JAKARTA. Bank kecil bekerja lebih keras untuk mengamankan pundi-pundi likuiditas. Tantangan bank kecil kian ketat di segmen perebutan dana murah (CASA) yang terdiri dari tabungan dan giro.

Data terakhir Otoritas Jasa Keuangan (OJK) menunjukkan, hanya bank besar yang menikmati pertumbuhan dana murah. Per akhir Maret 2017, hanya bank besar yang masuk kategori BUKU IV yang mampu mencetak pertumbuhan CASA double digit atau 21,12%.

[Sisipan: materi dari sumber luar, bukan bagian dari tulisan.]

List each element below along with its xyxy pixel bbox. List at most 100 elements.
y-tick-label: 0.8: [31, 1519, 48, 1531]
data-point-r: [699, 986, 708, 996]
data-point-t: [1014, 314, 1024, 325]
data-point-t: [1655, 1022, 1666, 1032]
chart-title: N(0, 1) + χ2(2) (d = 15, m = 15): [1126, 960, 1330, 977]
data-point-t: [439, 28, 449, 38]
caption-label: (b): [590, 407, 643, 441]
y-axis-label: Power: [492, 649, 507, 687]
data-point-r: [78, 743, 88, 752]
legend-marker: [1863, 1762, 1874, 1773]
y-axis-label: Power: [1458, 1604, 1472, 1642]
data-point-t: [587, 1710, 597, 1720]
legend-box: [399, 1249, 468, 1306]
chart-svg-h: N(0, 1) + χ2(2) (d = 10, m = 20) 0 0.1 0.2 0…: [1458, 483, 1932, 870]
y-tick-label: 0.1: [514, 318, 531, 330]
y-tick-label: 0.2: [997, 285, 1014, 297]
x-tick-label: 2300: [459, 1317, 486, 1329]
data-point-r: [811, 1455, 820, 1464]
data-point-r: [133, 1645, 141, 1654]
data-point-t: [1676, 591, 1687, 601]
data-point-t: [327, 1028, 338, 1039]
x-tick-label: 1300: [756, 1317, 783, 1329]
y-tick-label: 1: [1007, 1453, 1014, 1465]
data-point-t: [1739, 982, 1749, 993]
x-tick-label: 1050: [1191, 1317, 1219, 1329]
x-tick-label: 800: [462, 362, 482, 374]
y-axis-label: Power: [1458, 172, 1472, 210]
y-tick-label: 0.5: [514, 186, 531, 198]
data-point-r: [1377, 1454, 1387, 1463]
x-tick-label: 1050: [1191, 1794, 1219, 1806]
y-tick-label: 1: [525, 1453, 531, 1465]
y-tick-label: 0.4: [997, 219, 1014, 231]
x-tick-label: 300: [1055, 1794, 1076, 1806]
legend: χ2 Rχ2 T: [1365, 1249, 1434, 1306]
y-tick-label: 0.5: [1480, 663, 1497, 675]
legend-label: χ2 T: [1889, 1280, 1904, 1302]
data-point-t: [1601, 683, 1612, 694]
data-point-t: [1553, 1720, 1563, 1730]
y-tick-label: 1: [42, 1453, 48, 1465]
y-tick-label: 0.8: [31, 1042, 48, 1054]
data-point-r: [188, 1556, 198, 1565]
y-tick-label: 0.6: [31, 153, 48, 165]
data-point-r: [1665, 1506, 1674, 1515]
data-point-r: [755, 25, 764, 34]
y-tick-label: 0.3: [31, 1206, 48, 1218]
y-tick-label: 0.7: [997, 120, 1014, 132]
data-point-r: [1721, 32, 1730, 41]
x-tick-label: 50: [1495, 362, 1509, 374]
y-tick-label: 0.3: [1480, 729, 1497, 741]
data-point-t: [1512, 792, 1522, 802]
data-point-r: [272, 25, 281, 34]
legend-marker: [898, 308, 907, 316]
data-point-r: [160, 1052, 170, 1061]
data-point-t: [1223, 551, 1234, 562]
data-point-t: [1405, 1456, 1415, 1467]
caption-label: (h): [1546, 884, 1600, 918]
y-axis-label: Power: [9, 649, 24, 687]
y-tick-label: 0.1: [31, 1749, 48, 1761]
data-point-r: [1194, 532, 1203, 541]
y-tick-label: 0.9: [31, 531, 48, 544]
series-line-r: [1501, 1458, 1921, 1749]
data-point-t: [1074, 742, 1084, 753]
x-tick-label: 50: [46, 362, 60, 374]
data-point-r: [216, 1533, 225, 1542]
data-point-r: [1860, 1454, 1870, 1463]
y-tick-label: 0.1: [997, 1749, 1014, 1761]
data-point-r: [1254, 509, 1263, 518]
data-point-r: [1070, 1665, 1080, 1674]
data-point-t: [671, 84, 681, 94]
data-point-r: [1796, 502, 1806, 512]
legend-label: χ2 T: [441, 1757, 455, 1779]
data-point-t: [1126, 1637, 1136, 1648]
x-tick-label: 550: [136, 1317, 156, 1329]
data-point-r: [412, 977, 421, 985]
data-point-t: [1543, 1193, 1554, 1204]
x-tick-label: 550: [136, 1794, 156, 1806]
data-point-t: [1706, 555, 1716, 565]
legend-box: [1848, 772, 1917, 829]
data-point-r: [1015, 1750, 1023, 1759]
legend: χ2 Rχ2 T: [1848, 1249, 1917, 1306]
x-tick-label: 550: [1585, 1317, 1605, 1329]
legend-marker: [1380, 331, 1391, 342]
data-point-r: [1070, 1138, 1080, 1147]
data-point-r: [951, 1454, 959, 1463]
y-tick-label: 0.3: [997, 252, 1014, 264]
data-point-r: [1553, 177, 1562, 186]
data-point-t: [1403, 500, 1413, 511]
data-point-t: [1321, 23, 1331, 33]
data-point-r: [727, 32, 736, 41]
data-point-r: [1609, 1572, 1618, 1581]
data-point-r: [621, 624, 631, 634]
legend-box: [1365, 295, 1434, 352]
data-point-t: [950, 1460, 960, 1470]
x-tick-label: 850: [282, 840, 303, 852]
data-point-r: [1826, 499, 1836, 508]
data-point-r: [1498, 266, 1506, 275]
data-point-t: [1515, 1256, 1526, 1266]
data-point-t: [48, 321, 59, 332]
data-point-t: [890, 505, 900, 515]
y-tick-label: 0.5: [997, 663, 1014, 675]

Sementara, BUKU I dan BUKU III kesulitan merebut dana murah. CASA bank kecil minus 26,30%. Dari sisi nominal, BUKU III dan BUKU IV menguasai 85,2% dari total dana murah perbankan.


Edy Kuntardjo, Direktur Utama Bank Ina mengakui, perebutan dana murah dengan bank besar semakin sengit.

Hariyono Tjahjarijadi, Direktur Utama Bank Mayapada bilang, strategi untuk meningkatkan dana murah tidak mampu berjalan dengan baik. Karena kebutuhan dana sudah meningkat dan membuat suku bunga berpotensi naik, ujar Hariyono kepada KONTAN, Senin (29/5).

Digital banking

Tahun ini, bank-bank kelas kecil berupaya menggenjot layanan digital banking agar bisa meraup dana murah. Bank Ina misalnya akan meluncurkan fitur mobile banking, internet banking dan akun virtual di akhir 2017. Bank yang dikuasai Salim Group ini juga akan mengembangkan laku pandai.

Kami akan meluncurkan beberapa produk m-banking, internet banking, dan bergabung dengan ATM Prima, ujar Benny Purnomo, Direktur Utama Bank MNC.

Andreas Basuki, Sekretaris Perusahaan Bank CCB Indonesia menyatakan akan meningkatkan dana murah dengan membidik akun korporasi dan menggelar promo tabungan.

Sementara, Iim Wardiman, Direktur Kepatuhan Bank Yudha Bhakti mengatakan, banknya akan menerbitkan kartu debit dan meluncurkan layanan mobile banking untuk memburu CASA.

Selain itu, bank berkode BBYB ini akan mengembangkan jaringan ATM, mengembangkan produk tabungan berhadiah dan bekerja sama dengan vendor layanan gateway. Sampai akhir tahun porsi CASA Bank Yudha Bhakti ditargetkan 50%.